Cass kafasını omzuma koydu, gözlerinden akan yaşların tişörtümü ıslatmasına izin verdim ve ona daha sıkı sarıldım.

----

'' Bayanlar ve baylar, son durağa hoşgeldiniz. Match' deyiz. ''

Kafamı karışık düşüncelerimden uzaklaştırdım ve komutanın az önce söylediklerine odakladım.

Match...

Şehirden gideli neredeyse aylar olmuştu. Şuan içimi kaplayan huzursuzluğun nedeni Match' deyken oraya karşı herhangi bir bağ kurmuş olmam ya da anılar değildi, aslında nedenini ben de bilmiyordum. Belki de özlem dedikleri buydu. Ama nasıl olur da değer bile vermediğiniz bir şeye karşı özlem duyabiliyordunuz ki?

1 Gün Sonra...

Jet iniş yaparken hepimiz koltuklarımıza sıkıca tutunduk ve bekledik. Bir dakikalık bir süreçten sonra yere yenidek dokunmanın verdiği rahatlama hissi ile derin bir nefes aldım ve Cass ve Lydia' yı takip ederek jetten indim. Görünüşe bakılırsa birkaç yüz metrekarelik bir alana girmiştik, etrafımızda bizimkinin aynısı - bazıları daha büyük bazıları da daha küçüktü - jetler vardı. İleride ise devasa gökdelenler ile kaplanmış manzarayı görebiliyordum. Birkaç dakika sonra komutan ve diğer askerler arkalarından motorsikletler sürükleyerek jetten çıktılar. Motorsikletler tamamen parlak metalden - platin değillerdi ama platine benzedikleri kesindi - yapılmışlardı ama tekerlekleri kırmızıydı ve ön kısımlarına da bir ateş sembolü işlenmişti.

Komutan motorsikletlerden ikisini yanımıza getirdi ve hemen harekete geçmemiz gerektiğini söyledi. Ama söylemem gereken bir şey vardı.

'' Ben motorsiklet kullanmayı bilmiyorum, o n' olacak? ''

Komutan Cass araya girene kadar yüzümdeki sorgulayan ifadeye baktı.

'' Ben biliyorum, atla arkama tatlı çocuk. '' Cass bunu dedikten sonra çok sesli olmasa da kıkırdamış ve Lydia' ya alaycı bir bakış atmıştı.
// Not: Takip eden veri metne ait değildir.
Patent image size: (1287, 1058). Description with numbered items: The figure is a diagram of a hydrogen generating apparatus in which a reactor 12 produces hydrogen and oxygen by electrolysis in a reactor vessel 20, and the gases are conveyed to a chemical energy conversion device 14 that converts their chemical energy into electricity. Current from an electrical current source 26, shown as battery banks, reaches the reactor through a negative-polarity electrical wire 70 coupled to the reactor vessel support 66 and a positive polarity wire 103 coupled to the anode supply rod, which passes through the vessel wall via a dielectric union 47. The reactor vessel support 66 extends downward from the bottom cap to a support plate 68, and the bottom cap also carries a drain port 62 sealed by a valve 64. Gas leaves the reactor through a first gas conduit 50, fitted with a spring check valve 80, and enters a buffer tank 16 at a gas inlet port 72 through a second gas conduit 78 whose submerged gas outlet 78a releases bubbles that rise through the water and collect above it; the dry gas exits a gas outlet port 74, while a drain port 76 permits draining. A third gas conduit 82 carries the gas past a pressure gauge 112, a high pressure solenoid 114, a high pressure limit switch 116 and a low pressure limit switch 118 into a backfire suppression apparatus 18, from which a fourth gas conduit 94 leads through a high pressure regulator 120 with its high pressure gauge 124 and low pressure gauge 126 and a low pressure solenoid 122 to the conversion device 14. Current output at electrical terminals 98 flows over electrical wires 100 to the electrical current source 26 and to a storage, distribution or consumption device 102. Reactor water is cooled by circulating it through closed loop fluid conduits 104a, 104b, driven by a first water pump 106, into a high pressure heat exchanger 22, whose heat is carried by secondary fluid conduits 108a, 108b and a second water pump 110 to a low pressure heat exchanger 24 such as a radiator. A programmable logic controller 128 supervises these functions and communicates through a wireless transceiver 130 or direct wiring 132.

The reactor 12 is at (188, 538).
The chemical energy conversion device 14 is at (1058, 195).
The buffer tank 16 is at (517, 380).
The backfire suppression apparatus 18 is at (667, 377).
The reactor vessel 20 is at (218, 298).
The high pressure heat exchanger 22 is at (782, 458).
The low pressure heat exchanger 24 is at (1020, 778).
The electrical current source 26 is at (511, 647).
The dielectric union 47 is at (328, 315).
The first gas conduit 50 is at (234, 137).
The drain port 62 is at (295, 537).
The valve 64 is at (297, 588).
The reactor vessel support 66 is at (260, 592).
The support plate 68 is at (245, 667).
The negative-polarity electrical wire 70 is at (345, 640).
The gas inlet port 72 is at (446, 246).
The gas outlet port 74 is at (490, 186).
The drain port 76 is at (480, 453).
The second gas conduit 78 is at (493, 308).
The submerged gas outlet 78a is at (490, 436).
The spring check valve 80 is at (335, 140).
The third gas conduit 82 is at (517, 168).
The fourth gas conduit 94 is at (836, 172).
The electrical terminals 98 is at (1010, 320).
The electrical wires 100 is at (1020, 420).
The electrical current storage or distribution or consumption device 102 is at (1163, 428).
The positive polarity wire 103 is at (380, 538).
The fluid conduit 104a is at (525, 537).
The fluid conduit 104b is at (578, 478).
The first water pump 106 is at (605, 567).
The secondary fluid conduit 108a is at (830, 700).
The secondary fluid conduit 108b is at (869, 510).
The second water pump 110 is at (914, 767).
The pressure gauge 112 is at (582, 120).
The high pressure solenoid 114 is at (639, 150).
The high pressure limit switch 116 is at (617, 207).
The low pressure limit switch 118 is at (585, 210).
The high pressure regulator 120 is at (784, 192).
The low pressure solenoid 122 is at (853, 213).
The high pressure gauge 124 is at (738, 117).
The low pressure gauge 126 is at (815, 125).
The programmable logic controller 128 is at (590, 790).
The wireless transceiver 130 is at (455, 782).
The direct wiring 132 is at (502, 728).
Dün Cass omzunda ağladıktan sonra biraz daha konuşma fırsatı bulmuştuk. Cass ile Lydia' ya daha önce olan duygularımı ve o duyguların nasıl karanlığa gömülerek solduklarını söylemiş sonra da artık bir şey hissettiğim tek kişinin o olduğunu söylemiştim. Cass daha fazla ağlamıştı ama sonunda eskiden olduğumuz halimize dönmüştük, aramızdaki sevgi geri dönmüştü. Lydia ise bu halimizi gördüğünden beri yanımızda pek kalmamış hep jetin başka kısımlarına gitmişti, üzgün olduğunu yüzünden okusam da onu yalan olan bir ilişkiye sokarak daha da üzmek istemiyordum.

----

Motorsikletler ile şehir merkezine kadar gittik ve belediye sarayının yüz metre kadar doğusunda kalan ' Uluslarası Meclis - Mahkeme Merkezi ' ne girdik. Binanın dışı tamamen beyazdı ve ön tarafında en üstten zemine kadar olan pencereler vardı, merdivenlerin sağ kısmına ise dengede olan bir terazi taşıyan bir kadın heykeli konmuştu.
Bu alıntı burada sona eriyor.